Tuesday, March 20, 2012

A Good eBook Royalty Deal from your Print Publisher?


IN THE last blog post I explained about what authors can expect to get in terms of royalties from a couple of major eBook retailers: Amazon and Smashwords.  Basically Australian authors will not get less than 34% of the sale price no matter where the purchaser is located. If someone from North America or Europe purchases your eBook then it will be between 50%-85% of the sale price.

Now these numbers may change if Amazon sets up a local presence in Australia, as is rumoured, and then Australian authors may get 70% of the list price when Australians purchase their works from Amazon. We’ll see.

But in this blog post I’ll talk a little bit about what traditional publishers are typically offering to Australian authors in their print and eBook publishing contracts.  My father, Robert Macklin, a distinguished Australian author, has let me check out a few of his recent publishing contracts.  They don’t make great reading from the perspective of the author.

The Australian Society of Authors (ASA) crafted a free information sheet  a few years ago outlining what local authors should seek when negotiating their print/eBook publishing contracts.
The ASA suggests that a good deal for an author is 35% of net receipts of a 60/40 (publisher/retailer) split. Let me break that down. So if an eBook has a list price of $20.00, the retailer will take $8.00, the publisher will take $12.00 and out of the $12.00 the publisher gets, the author will get $4.20. So the author will receive 21% of the list price. 

Just to remind you of the previous blog analysis, when you publish directly to Amazon or Smashwords (BWM Books will of course help you) , you will never receive less than 34% of the list price.
Commonly, however, authors are getting between 15% and 25% of net receipts from their traditional publishers.  Furthermore,  I’ve seen some tricky legal clauses which make it very difficult for authors to ever get back the rights to publish their eBooks themselves or at least to review eBook rights after a period of time.

When negotiating a contract the ASA recommends 10 tips. I’ve pulled out what I think are the most important.

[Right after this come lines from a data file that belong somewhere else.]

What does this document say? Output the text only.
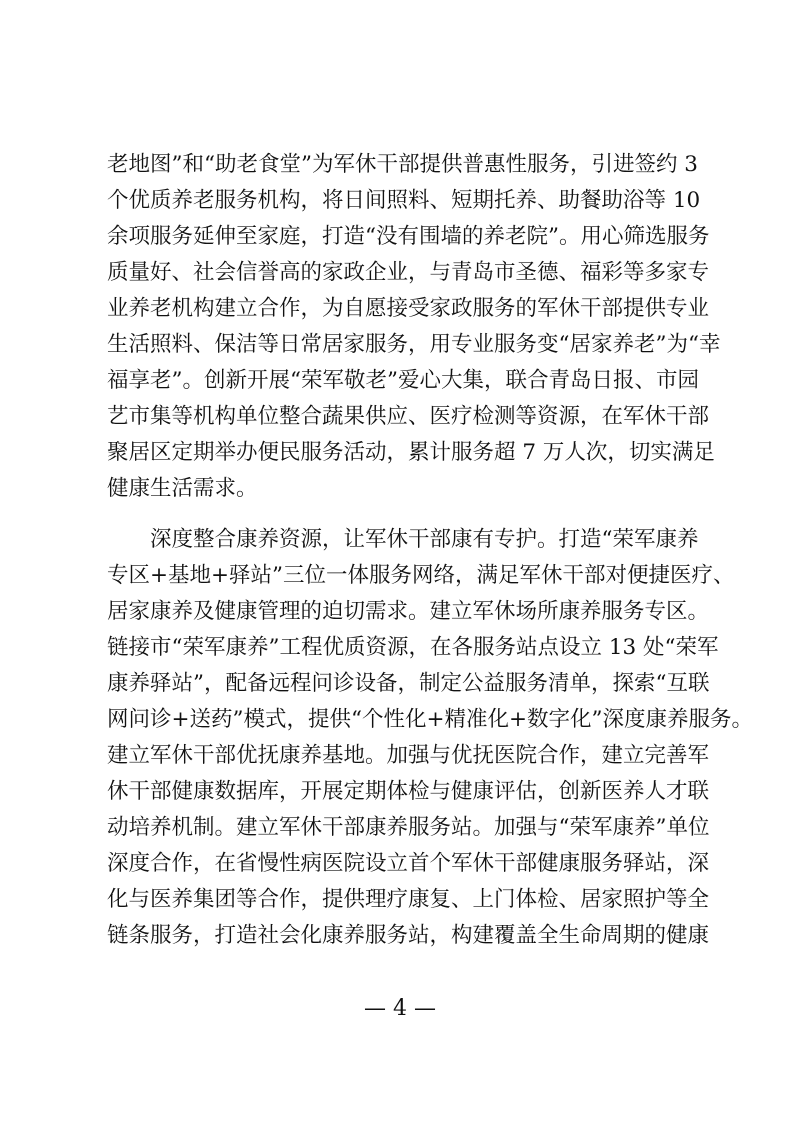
老地图”和“助老食堂”为军休干部提供普惠性服务，引进签约 3
个优质养老服务机构，将日间照料、短期托养、助餐助浴等 10
余项服务延伸至家庭，打造“没有围墙的养老院”。用心筛选服务
质量好、社会信誉高的家政企业，与青岛市圣德、福彩等多家专
业养老机构建立合作，为自愿接受家政服务的军休干部提供专业
生活照料、保洁等日常居家服务，用专业服务变“居家养老”为“幸
福享老”。创新开展“荣军敬老”爱心大集，联合青岛日报、市园
艺市集等机构单位整合蔬果供应、医疗检测等资源，在军休干部
聚居区定期举办便民服务活动，累计服务超 7 万人次，切实满足
健康生活需求。
　　深度整合康养资源，让军休干部康有专护。打造“荣军康养
专区+基地+驿站”三位一体服务网络，满足军休干部对便捷医疗、
居家康养及健康管理的迫切需求。建立军休场所康养服务专区。
链接市“荣军康养”工程优质资源，在各服务站点设立 13 处“荣军
康养驿站”，配备远程问诊设备，制定公益服务清单，探索“互联
网问诊+送药”模式，提供“个性化+精准化+数字化”深度康养服务。
建立军休干部优抚康养基地。加强与优抚医院合作，建立完善军
休干部健康数据库，开展定期体检与健康评估，创新医养人才联
动培养机制。建立军休干部康养服务站。加强与“荣军康养”单位
深度合作，在省慢性病医院设立首个军休干部健康服务驿站，深
化与医养集团等合作，提供理疗康复、上门体检、居家照护等全
链条服务，打造社会化康养服务站，构建覆盖全生命周期的健康
— 4 —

1. Retaining e-book rights. You don’t have to absolutely and in all instances bundle e-book rights in with print book rights. Authors are now, like never before, able to self-publish or utilise service providers such as BWM Books to publish, market and promote their eBook titles. This is a strong negotiating position to be in. However, if you sign a contract for a print book only, also make sure that any Competing Edition rights clause doesn’t prevent you from signing an e-book separately.
2. Argue for a limited electronic rights term. It is inadvisable to sign a publishing contract with ‘all-time’ implications for the e-book. Argue for a limited electronic rights term of, say, three years, with a periodic review at 12 months, and stress the fact of uncertain publishing and market conditions surrounding e-books.

3. What are you getting per book? If you are offered an e-book royalty of 25% of net receipts – a common offer – or something else, you’re entitled as a matter of ordinary commercial courtesy to know what it means in dollar terms per unit sold. What will you earn per copy/download? If the offered contract doesn’t tell you, ask the publisher. If the publisher can’t or won’t tell you, don’t sign. Furthermore, ask when and where your eBook is going to be published.

4. No ‘subsidiary’ rights.  In terms of publishing agreements and licensing of rights, you should assert that full e-book royalties are a primary right, alongside standard royalties for print books. They are not ‘subsidiary’ rights. Not a kind of ‘sub-license’.

5. Territorial rights.  If your publisher contracts for a print book and also wants world rights for an e-book, ask them why, and how exactly they intend to stage publication so as to exploit these rights to your advantage.

6. Seek advice from someone who will put your commercial interests first.